Postgres Just Cracked the Top Fastest Databases for Analytics
What pg_mooncake Actually Is
- Implemented as a Postgres extension providing a columnstore table access method.
- Data for columnstore tables is stored as Parquet on S3 and local disk, with Delta or Iceberg metadata.
- Analytical queries on these tables are executed by an embedded DuckDB engine, while Postgres handles catalog, transactions, and WAL (for metadata only).
- Some commenters argue this means “it’s really DuckDB,” others insist it’s still “just Postgres” from the user’s perspective (psql, extensions, SQL interface).
Performance, Benchmarks, and Scaling
- On ClickBench it was initially in the top 10 but later slipped to around #12; maintainers say there are easy optimizations left.
- They claim to be faster than DuckDB on Parquet by storing detailed Parquet metadata in Postgres and using segment elimination to skip files/row groups.
- Concern raised about Postgres’ linear CPU scaling vs cloud warehouses; maintainers respond that Mooncake’s design allows offloading big queries to “stateless engines” (Athena, StarRocks, Spark, etc.) in future versions.

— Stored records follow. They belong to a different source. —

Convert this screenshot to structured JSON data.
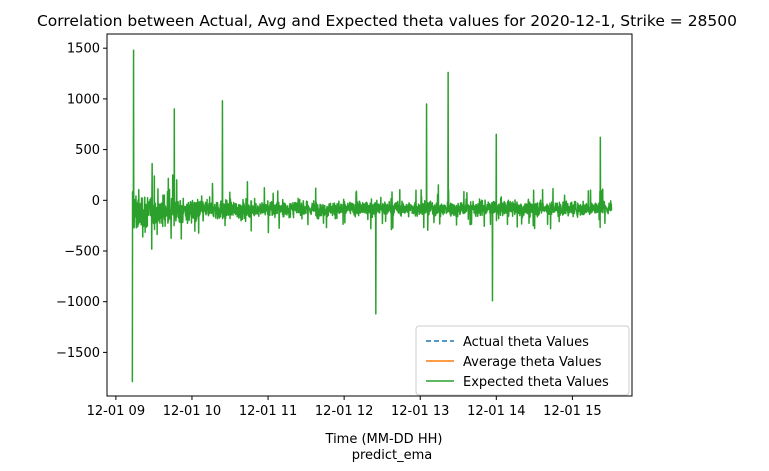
{
  "chart_data": {
    "type": "line",
    "title": "Correlation between Actual, Avg and Expected theta values for 2020-12-1, Strike = 28500",
    "xlabel": "Time (MM-DD HH)",
    "xlabel2": "predict_ema",
    "ylabel": "",
    "x_ticks": [
      "12-01 09",
      "12-01 10",
      "12-01 11",
      "12-01 12",
      "12-01 13",
      "12-01 14",
      "12-01 15"
    ],
    "y_ticks": [
      -1500,
      -1000,
      -500,
      0,
      500,
      1000,
      1500
    ],
    "xlim": [
      "2020-12-01 08:53",
      "2020-12-01 15:47"
    ],
    "ylim": [
      -1930,
      1640
    ],
    "legend_position": "lower-right",
    "grid": false,
    "series": [
      {
        "name": "Actual theta Values",
        "color": "#1f77b4",
        "style": "dashed"
      },
      {
        "name": "Average theta Values",
        "color": "#ff7f0e",
        "style": "solid"
      },
      {
        "name": "Expected theta Values",
        "color": "#2ca02c",
        "style": "solid",
        "notable_points": [
          {
            "x": "2020-12-01 09:14",
            "y": 1480
          },
          {
            "x": "2020-12-01 09:13",
            "y": -1790
          },
          {
            "x": "2020-12-01 12:25",
            "y": -1120
          },
          {
            "x": "2020-12-01 13:22",
            "y": 1260
          },
          {
            "x": "2020-12-01 13:57",
            "y": -990
          },
          {
            "x": "2020-12-01 13:05",
            "y": 950
          },
          {
            "x": "2020-12-01 10:24",
            "y": 980
          },
          {
            "x": "2020-12-01 09:46",
            "y": 900
          },
          {
            "x": "2020-12-01 14:00",
            "y": 650
          },
          {
            "x": "2020-12-01 15:22",
            "y": 620
          }
        ]
      }
    ]
  }
}
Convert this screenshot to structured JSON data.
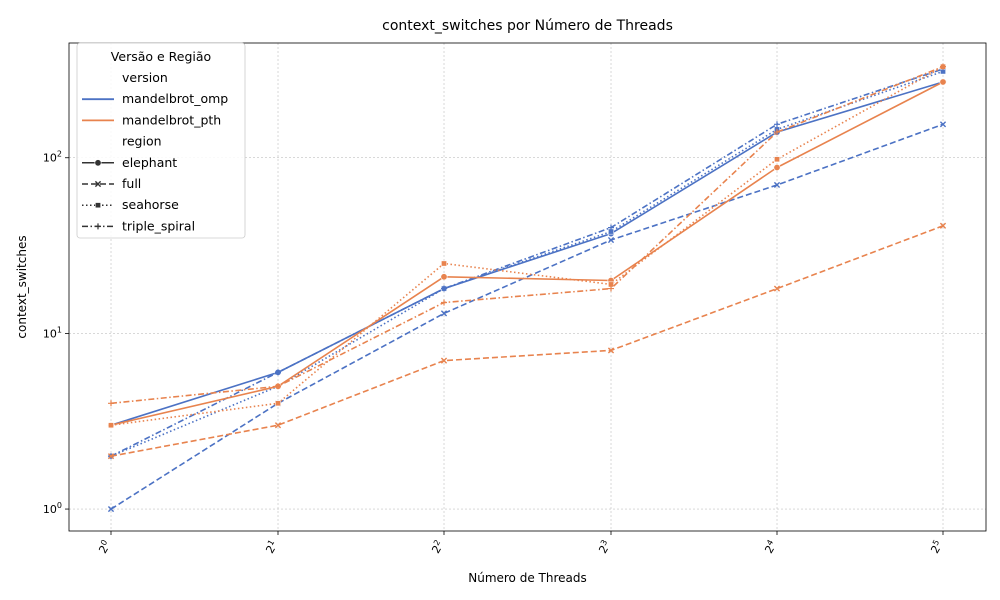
{
  "chart_data": {
    "type": "line",
    "title": "context_switches por Número de Threads",
    "xlabel": "Número de Threads",
    "ylabel": "context_switches",
    "x": [
      1,
      2,
      4,
      8,
      16,
      32
    ],
    "x_tick_labels": [
      {
        "base": "2",
        "exp": "0"
      },
      {
        "base": "2",
        "exp": "1"
      },
      {
        "base": "2",
        "exp": "2"
      },
      {
        "base": "2",
        "exp": "3"
      },
      {
        "base": "2",
        "exp": "4"
      },
      {
        "base": "2",
        "exp": "5"
      }
    ],
    "x_scale": "log2",
    "y_scale": "log10",
    "ylim": [
      0.75,
      450
    ],
    "y_ticks": [
      {
        "value": 1,
        "base": "10",
        "exp": "0"
      },
      {
        "value": 10,
        "base": "10",
        "exp": "1"
      },
      {
        "value": 100,
        "base": "10",
        "exp": "2"
      }
    ],
    "grid": true,
    "legend": {
      "title": "Versão e Região",
      "placement": "top-left",
      "version_header": "version",
      "region_header": "region",
      "versions": [
        {
          "name": "mandelbrot_omp",
          "color": "#4c72c4"
        },
        {
          "name": "mandelbrot_pth",
          "color": "#e8834e"
        }
      ],
      "regions": [
        {
          "name": "elephant",
          "dash": "solid",
          "marker": "circle"
        },
        {
          "name": "full",
          "dash": "dashed",
          "marker": "x"
        },
        {
          "name": "seahorse",
          "dash": "dotted",
          "marker": "square"
        },
        {
          "name": "triple_spiral",
          "dash": "dashdot",
          "marker": "plus"
        }
      ]
    },
    "series": [
      {
        "name": "mandelbrot_omp elephant",
        "version": "mandelbrot_omp",
        "region": "elephant",
        "values": [
          3,
          6,
          18,
          37,
          140,
          270
        ]
      },
      {
        "name": "mandelbrot_omp full",
        "version": "mandelbrot_omp",
        "region": "full",
        "values": [
          1,
          4,
          13,
          34,
          70,
          155
        ]
      },
      {
        "name": "mandelbrot_omp seahorse",
        "version": "mandelbrot_omp",
        "region": "seahorse",
        "values": [
          2,
          5,
          18,
          38,
          145,
          310
        ]
      },
      {
        "name": "mandelbrot_omp triple_spiral",
        "version": "mandelbrot_omp",
        "region": "triple_spiral",
        "values": [
          2,
          6,
          18,
          40,
          155,
          320
        ]
      },
      {
        "name": "mandelbrot_pth elephant",
        "version": "mandelbrot_pth",
        "region": "elephant",
        "values": [
          3,
          5,
          21,
          20,
          88,
          270
        ]
      },
      {
        "name": "mandelbrot_pth full",
        "version": "mandelbrot_pth",
        "region": "full",
        "values": [
          2,
          3,
          7,
          8,
          18,
          41
        ]
      },
      {
        "name": "mandelbrot_pth seahorse",
        "version": "mandelbrot_pth",
        "region": "seahorse",
        "values": [
          3,
          4,
          25,
          19,
          98,
          330
        ]
      },
      {
        "name": "mandelbrot_pth triple_spiral",
        "version": "mandelbrot_pth",
        "region": "triple_spiral",
        "values": [
          4,
          5,
          15,
          18,
          140,
          330
        ]
      }
    ]
  }
}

Roadmap and HTAP / Replication
- v0.1 has inefficient small writes (one Parquet file per insert); v0.2 aims to fix this and support small-write and time-series/HTAP workloads.
- Plan: keep OLTP tables in regular Postgres, use logical replication to maintain columnar copies, and run analytics on those.
- Logical replication is flagged as powerful but non-trivial to run reliably; some warn it can become an entire product’s worth of complexity.
Comparisons to Other Systems
- Crunchy Data Warehouse: architecturally similar (Postgres + DuckDB + Iceberg); differences cited are open-source licensing, supporting both Iceberg and Delta, and focus on small writes in v0.2.
- pg_duckdb / Hydra: mainly for querying existing Parquet/S3 data; Mooncake focuses on writing and managing columnar tables in Postgres.
- TimescaleDB is mentioned as a nearby point on the design space (time-series/columnar) but with different S3 capabilities and licensing.
Deployment, Licensing, and “All You Need Is Postgres”
- Some are skeptical of calling this “Postgres” given the dependency on a non-core extension and limitations on using such extensions in hosted environments.
- Legal/licensing concerns around extensions (AGPL, cloud restrictions) are discussed; Mooncake’s extension is MIT-licensed, with assurances it will remain so.
- Broader thread notes strong demand for “proper Postgres analytics” to avoid complex ETL into separate systems like ClickHouse or BigQuery.